Nella considerazione delle quali cose se per un poco si fossero fermati i nostri Scrittori, a' quali l'istoria fu sempre inimica, e che non fece loro distinguere i tempi, come in ciò si conveniva: non avrebbono ricolmi i loro commentarj d'infinite sciocchezze, insino a dire (non sapendo quali si fossero gli Autori di queste leggi) ch'elle furono fatte da certi Re, che si chiamavano Longobardi, cioè Pugliesi, i quali venuti dalla Sardegna, prima si fermarono nella Romagna, ed indi passarono nella Puglia, come scrissero Godofredo, Baldo, Alessandro e Francesco di Curte, e quel ch'è più strano, seguitati da Niccolò Boerio, che volle più tosto credere a questi sogni, che dare orecchio alla vera istoria.

Nè Luca di Penna, seguitato da poi, come spesso accade, inconsideratamente da Caravita, Maranta, Fabio d'Anna, e da altri nostri Scrittori, avrebbe avuta occasione di declamar tanto contra il Jus de' Longobardi, e di chiamarlo asinino, barbaro ed incolto, e feccia più tosto che legge.

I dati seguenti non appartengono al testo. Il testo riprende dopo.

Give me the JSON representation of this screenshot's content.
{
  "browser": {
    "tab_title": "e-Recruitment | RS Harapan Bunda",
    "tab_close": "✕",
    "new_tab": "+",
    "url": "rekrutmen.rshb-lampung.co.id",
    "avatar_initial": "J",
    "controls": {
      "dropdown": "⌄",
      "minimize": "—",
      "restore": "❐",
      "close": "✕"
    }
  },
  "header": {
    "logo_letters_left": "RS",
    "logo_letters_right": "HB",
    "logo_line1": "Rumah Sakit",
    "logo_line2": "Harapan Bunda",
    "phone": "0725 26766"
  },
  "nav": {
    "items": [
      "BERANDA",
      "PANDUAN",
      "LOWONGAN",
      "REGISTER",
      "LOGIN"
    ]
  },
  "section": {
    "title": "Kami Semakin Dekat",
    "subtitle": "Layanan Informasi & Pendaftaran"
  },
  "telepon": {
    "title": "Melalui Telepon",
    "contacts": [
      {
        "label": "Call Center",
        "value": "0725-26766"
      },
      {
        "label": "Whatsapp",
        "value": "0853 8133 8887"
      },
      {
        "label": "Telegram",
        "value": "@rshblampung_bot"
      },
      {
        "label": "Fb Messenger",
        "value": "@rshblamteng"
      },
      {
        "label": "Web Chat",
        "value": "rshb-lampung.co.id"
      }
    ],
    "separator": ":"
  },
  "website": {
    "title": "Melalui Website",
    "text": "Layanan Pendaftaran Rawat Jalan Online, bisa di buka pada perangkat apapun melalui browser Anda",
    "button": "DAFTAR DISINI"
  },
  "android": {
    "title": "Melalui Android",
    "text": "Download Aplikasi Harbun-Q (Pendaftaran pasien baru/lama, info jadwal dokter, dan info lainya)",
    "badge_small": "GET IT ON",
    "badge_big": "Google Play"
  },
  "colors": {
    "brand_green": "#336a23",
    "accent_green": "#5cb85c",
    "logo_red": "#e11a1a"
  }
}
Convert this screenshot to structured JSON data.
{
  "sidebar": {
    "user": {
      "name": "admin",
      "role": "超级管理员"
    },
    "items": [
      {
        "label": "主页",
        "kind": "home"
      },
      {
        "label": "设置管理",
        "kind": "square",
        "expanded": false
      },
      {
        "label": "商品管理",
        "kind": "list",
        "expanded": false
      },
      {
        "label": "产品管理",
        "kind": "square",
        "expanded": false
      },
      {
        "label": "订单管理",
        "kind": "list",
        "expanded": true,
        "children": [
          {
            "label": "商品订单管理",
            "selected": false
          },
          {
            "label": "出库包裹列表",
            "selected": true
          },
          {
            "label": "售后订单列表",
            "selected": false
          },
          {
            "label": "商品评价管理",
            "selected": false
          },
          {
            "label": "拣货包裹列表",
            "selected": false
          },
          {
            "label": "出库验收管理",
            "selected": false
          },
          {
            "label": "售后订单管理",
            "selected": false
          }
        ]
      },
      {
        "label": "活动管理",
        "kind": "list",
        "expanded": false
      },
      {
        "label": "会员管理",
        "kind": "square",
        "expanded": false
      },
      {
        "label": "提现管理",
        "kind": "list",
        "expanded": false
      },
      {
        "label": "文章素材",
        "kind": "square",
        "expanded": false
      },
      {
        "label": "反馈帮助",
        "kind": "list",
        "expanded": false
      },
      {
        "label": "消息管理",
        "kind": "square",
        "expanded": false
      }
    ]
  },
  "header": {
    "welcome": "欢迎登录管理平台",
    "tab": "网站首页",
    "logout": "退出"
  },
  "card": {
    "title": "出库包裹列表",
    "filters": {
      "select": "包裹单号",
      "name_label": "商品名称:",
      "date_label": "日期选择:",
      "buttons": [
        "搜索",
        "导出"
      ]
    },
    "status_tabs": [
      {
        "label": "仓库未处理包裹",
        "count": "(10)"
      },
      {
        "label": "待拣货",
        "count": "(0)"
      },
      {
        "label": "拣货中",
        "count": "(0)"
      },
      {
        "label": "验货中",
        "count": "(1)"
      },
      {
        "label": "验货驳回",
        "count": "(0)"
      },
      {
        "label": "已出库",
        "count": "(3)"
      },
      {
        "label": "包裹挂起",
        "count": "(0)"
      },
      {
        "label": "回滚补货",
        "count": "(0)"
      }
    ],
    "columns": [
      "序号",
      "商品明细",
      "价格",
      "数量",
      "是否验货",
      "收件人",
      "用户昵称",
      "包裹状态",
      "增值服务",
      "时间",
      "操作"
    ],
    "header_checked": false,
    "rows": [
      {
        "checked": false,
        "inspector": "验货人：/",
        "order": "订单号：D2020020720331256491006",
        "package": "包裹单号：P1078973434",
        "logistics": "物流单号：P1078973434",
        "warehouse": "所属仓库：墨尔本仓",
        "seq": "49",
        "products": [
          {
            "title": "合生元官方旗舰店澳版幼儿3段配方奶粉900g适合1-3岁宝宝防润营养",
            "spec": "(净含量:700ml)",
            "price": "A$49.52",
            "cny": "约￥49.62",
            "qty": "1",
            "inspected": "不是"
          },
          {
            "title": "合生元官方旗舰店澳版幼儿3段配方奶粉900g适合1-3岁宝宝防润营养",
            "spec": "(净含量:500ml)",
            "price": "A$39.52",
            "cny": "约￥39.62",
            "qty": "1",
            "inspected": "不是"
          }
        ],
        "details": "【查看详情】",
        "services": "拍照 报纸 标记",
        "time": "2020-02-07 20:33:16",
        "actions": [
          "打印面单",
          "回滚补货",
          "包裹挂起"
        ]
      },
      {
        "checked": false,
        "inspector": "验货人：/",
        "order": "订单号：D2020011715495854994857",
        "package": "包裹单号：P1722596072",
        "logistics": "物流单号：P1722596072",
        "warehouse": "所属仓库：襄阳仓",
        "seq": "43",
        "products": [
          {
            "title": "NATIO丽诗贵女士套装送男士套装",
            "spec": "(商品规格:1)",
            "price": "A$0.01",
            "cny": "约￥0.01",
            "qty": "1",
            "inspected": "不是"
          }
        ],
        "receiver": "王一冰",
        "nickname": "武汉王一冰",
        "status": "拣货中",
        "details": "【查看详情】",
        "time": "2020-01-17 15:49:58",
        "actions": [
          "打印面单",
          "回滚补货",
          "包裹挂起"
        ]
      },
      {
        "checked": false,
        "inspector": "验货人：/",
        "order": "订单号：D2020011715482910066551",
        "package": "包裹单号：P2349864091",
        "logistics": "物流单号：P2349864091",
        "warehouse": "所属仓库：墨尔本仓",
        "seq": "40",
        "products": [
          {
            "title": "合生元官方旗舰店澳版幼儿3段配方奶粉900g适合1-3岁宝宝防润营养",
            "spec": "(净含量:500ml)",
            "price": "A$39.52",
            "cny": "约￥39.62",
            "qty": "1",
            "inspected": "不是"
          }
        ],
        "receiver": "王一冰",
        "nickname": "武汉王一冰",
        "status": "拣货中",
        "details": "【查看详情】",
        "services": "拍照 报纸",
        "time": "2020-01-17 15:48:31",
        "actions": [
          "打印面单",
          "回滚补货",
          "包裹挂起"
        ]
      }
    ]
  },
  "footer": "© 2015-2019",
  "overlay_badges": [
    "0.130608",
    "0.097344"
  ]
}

Egli diceva così, perchè non seppe distinguere i tempi, ne' quali scriveva, dai secoli trascorsi, ne' quali queste leggi furono reputate le più colte e prudenti di quante mai ne fiorissero in Italia: e' scrisse ne' tempi ultimi sotto il Regno di Giovanna I, dalla quale nell'anno 1366, fu creato Giudice della Gran Corte, quando avanzandosi sempre più l'autorità, e lo splendore della legge romana, cominciava già fra gli Avvocati a disputarsi qual delle due leggi dovesse prevalere; onde è che egli trovando altri, che, contra il suo sentimento, contendevano a favor delle longobarde, si scagliava contro di loro, cumulando di tante ingiure queste leggi. E non fu, se non a' tempi degli Aragonesi, che queste leggi dal nostro Regno finalmente con disusanza mancassero affatto, e le romane si restituirono, come buon testimonio è a noi Matteo degli Afflitti, il quale se bene dica, che a' suoi tempi non vide mai, che ne' nostri Tribunali le leggi de' Longobardi prevalessero a quelle de' Romani, testifica però di avere inteso dagli Avvocati vecchi, che ne' tempi antichi fu osservato il contrario. Ma delle vicende e varia fortuna di queste leggi, non mancheranno nel progresso di questa Istoria più opportune occasioni di lungamente ragionare.